Laboratorio de la Diversidad Biomolecular, Centro de Investigación y de Estudios Avanzados Unidad Monterrey, Vía del Conocimiento 201, Parque PIIT,, C.P. 66600, Apodaca, Nuevo León, México.
Viruses are the most abundant pathogens affecting all forms of life. A major component of a virus is a protein shell, known as the viral capsid, that encapsulates the genomic material. The fundamental functions of the capsid are to protect and transport the viral genome and recognize the host cell. Descriptions of this macromolecular complex have been proposed at different scales of approximation.

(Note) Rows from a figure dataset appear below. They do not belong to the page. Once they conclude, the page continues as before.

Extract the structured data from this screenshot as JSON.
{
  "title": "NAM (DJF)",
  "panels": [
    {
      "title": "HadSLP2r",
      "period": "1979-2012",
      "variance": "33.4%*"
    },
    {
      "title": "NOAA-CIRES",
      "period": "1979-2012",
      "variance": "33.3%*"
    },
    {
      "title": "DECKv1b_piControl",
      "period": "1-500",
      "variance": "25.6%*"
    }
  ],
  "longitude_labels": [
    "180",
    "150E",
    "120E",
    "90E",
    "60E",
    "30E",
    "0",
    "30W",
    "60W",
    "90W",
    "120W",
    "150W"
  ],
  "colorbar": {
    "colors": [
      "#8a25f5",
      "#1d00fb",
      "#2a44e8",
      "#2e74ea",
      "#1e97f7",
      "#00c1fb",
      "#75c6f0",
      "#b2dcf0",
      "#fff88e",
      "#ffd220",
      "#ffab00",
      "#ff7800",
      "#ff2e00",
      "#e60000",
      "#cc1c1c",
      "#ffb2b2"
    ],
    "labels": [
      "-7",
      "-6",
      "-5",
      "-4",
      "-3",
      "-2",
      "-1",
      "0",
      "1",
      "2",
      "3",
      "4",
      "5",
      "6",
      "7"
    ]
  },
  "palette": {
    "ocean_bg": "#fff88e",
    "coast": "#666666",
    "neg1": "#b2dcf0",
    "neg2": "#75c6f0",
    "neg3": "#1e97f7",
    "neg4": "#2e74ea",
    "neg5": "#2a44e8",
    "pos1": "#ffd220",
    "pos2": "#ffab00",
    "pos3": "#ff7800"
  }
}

Here, we introduce a methodology to generate a structured volumetric mesh of icosahedral viral capsids (CapsidMesh) based on the atomic positions of their constituents. Material properties of the capsid proteins can be set on every mesh element individually. Hence, we have control over all levels of protein structure (atoms, amino acids, subunits, oligomers, and capsid). The CapsidMesh models are suitable for numerical simulations and analysis of a physical process using a third-party package. In particular, we used our methodology to generate a CapsidMesh of several capsids previously characterized by atomic force microscopy experiments and then simulated the mechanical nanoindentation through the finite element method. By fitting to the experimental linear elastic response, we estimated the elastic modulus and mechanical stresses produced on the capsids. Our results show that the atomic detail of the CapsidMesh is sufficient to reproduce anisotropic properties of the particle.